Modern CPUs include up to 512KB of L1 cache (64KB per core) for flagship processors while server parts feature almost twice as much.
L2 cache is much larger than L1 but at the same time slower as well. They range from 4-8MB on flagship CPUs (512KB per core). Each core has its own L1 and L2 cache while the last level, the L3 cache is shared across all the cores.
L3 cache is the lowest-level cache. It varies from 10MB to 64MB. Server chips feature as much as 256MB of L3 cache. Furthermore, AMD’s Ryzen CPUs have a much larger cache size compared to rival Intel chips. This is because of the MCM design vs Monolithic on the Intel side. Read more on that here.
When the CPU needs data, it first searches the associated core’s L1 cache. If it’s not found, the L2 and L3 caches are searched next. If the necessary data is found, it’s called a cache hit. On the other hand, if the data isn’t present in the cache, the CPU has to request it to be loaded on to the cache from the main memory or storage. This takes time and adversely affects performance. This is called a cache miss.

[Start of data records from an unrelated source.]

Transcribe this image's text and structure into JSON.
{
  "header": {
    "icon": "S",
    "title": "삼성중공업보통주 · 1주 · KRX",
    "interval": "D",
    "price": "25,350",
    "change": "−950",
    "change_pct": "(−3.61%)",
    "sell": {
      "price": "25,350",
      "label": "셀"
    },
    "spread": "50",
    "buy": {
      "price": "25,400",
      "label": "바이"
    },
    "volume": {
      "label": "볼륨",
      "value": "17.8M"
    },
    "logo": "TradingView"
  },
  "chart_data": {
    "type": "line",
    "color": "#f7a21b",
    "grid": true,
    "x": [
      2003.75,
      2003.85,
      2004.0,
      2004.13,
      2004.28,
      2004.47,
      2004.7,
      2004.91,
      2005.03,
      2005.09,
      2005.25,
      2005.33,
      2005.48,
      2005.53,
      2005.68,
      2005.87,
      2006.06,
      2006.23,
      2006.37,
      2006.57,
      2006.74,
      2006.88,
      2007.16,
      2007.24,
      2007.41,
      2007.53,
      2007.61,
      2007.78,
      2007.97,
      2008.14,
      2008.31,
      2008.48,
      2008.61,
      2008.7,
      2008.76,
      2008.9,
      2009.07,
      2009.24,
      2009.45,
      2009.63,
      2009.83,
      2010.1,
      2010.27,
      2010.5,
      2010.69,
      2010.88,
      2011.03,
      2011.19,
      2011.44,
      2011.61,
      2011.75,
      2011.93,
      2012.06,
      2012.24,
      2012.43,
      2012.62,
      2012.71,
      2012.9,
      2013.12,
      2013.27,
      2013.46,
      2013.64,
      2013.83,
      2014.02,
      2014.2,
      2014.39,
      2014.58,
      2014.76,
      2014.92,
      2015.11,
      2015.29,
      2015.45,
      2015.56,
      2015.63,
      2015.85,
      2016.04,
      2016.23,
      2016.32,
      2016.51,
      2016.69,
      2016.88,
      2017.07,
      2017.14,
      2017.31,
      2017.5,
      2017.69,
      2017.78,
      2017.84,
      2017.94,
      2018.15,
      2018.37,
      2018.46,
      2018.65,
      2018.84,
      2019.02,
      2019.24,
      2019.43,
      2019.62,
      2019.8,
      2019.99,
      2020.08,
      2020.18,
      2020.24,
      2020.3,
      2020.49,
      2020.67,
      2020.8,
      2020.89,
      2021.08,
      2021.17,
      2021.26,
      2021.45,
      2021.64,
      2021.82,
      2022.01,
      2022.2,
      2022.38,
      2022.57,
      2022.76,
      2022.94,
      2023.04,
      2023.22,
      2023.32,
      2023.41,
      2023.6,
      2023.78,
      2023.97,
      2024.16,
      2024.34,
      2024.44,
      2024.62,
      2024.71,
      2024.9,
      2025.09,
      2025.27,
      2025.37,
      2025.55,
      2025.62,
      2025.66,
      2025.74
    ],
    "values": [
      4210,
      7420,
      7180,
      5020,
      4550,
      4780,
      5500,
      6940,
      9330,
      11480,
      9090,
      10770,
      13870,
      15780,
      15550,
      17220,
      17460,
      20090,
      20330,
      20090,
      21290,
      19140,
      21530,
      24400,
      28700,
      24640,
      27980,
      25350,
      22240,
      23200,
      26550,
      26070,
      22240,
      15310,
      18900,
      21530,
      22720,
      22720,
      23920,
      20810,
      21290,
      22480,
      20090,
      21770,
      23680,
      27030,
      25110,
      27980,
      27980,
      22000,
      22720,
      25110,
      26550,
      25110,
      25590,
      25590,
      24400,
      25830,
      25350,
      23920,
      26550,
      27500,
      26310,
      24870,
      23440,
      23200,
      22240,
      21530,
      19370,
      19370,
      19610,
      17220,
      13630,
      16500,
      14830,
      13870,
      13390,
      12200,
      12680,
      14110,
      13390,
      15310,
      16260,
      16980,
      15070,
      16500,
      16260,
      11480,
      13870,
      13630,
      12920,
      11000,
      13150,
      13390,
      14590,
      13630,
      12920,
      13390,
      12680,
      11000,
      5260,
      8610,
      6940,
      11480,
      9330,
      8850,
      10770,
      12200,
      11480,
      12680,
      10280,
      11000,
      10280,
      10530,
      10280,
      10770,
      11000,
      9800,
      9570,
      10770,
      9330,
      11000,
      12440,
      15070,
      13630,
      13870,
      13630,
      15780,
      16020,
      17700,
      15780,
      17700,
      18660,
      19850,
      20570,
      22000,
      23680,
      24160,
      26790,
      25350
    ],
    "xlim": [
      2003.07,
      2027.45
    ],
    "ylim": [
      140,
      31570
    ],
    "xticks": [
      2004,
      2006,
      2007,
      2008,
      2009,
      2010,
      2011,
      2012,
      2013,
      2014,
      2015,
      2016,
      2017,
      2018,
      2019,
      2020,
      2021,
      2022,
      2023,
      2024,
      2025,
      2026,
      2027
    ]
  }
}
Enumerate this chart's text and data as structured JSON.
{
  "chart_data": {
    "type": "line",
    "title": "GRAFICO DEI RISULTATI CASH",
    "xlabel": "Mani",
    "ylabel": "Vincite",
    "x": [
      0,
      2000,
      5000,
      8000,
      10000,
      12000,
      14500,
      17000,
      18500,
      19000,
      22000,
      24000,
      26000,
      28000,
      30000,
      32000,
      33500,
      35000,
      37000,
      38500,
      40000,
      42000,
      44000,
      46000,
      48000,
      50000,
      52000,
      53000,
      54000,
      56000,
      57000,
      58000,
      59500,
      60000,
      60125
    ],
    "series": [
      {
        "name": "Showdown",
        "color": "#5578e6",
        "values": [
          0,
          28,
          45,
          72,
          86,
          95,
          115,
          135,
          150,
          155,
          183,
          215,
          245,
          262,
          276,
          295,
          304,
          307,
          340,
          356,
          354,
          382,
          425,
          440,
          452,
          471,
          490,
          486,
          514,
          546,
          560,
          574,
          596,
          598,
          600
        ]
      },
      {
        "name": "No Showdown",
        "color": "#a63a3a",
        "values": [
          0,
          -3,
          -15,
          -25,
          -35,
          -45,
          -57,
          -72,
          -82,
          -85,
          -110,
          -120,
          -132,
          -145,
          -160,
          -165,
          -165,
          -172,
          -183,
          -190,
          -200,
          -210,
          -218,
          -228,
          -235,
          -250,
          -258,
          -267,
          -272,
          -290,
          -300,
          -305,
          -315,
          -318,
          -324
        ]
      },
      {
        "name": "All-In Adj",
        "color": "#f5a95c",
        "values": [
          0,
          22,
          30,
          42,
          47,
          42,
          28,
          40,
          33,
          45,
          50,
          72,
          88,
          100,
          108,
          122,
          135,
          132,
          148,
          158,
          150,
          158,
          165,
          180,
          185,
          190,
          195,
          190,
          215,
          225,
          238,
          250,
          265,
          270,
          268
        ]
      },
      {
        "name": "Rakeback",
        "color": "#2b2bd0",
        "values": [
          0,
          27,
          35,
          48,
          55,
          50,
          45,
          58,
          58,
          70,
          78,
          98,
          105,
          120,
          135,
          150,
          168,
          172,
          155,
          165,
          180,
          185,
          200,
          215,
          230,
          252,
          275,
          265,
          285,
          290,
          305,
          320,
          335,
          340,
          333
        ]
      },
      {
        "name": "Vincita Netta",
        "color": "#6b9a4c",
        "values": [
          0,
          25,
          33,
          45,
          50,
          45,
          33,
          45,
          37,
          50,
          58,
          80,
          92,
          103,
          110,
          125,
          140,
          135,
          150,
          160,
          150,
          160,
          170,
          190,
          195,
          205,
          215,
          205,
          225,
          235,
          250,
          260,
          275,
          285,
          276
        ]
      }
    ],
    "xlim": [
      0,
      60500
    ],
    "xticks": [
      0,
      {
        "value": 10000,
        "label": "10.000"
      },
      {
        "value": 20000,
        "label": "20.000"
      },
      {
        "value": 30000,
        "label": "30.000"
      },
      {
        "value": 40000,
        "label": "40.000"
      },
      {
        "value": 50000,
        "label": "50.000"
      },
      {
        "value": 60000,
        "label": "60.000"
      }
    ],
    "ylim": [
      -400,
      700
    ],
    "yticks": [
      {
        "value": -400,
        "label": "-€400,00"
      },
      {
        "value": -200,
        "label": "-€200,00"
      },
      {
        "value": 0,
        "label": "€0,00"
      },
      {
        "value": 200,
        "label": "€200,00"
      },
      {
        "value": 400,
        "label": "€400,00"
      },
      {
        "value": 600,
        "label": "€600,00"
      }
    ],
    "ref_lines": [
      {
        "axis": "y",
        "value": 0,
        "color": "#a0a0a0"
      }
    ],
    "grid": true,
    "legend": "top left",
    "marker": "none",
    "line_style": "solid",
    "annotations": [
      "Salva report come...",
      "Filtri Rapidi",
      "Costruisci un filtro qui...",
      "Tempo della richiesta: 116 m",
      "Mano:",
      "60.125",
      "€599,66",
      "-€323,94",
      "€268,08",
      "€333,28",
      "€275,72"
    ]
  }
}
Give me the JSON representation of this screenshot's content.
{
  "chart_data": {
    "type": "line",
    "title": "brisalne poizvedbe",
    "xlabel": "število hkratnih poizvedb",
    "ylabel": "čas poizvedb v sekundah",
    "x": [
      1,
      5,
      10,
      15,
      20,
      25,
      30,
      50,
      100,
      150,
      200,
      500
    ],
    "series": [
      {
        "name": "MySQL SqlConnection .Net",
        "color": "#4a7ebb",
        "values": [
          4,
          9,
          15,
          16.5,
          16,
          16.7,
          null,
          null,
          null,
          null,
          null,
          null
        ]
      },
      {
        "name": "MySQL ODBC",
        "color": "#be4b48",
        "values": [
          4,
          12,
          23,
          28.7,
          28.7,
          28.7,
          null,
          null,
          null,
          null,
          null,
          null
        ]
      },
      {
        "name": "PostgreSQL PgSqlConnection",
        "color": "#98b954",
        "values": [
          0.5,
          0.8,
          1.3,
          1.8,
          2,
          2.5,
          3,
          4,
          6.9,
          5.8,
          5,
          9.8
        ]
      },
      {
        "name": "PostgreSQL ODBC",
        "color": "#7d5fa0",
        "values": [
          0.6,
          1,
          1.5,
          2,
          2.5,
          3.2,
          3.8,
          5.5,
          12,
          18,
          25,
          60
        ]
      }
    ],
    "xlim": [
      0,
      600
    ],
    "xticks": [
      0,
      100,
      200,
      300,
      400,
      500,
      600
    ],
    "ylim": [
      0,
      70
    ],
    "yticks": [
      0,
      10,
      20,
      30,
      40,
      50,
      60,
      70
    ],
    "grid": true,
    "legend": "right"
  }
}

Generally, the cache hit rate improved when the cache size is increased. This is especially true in the case of gaming and other latency-sensitive workloads.
With the basic explanations out of the way, let’s talk about how the system memory talks to the cache memory. The cache memory is divided into blocks. These blocks are in-turn divided into n 64-byte lines. The system memory is divided into the same number of blocks as the cache and then the two are linked.
If you have 1GB of system RAM, then the cache will be divided into 8192 lines and then separated into blocks. This is called n-way associative cache. With 2-way associate cache, each block contains two lines each, 4-way includes four lines each, eight lines for 8-way and sixteen lines for 16-way. Each block in the memory will be 512 KB in size if the total RAM size is 1GB.
If you have 512 KB of 4-way associated cache, the RAM will be divided into 2,048 blocks (8192/4 for 1GB) and linked to the same number of 4-line cache blocks.
In the same way with 16-way associative cache, the cache is divided into 512 blocks linked to 512 (2048 KB) blocks in the memory, each cache block containing 16 lines. When the cache runs out of data blocks, the cache controller reloads a new set of blocks with the required data to continue processor execution.
N-way associative cache is the most commonly used mapping method. There are two more methods known as direct mapping and fully associated mapping. In the former, there is hard-linking between the cache lines and memory while in the case of the latter, the cache can contain any memory address. Basically, each line can access any main memory block. This method has the highest hit-rate. However, it’s costly to implement and is mostly avoided by chipmakers.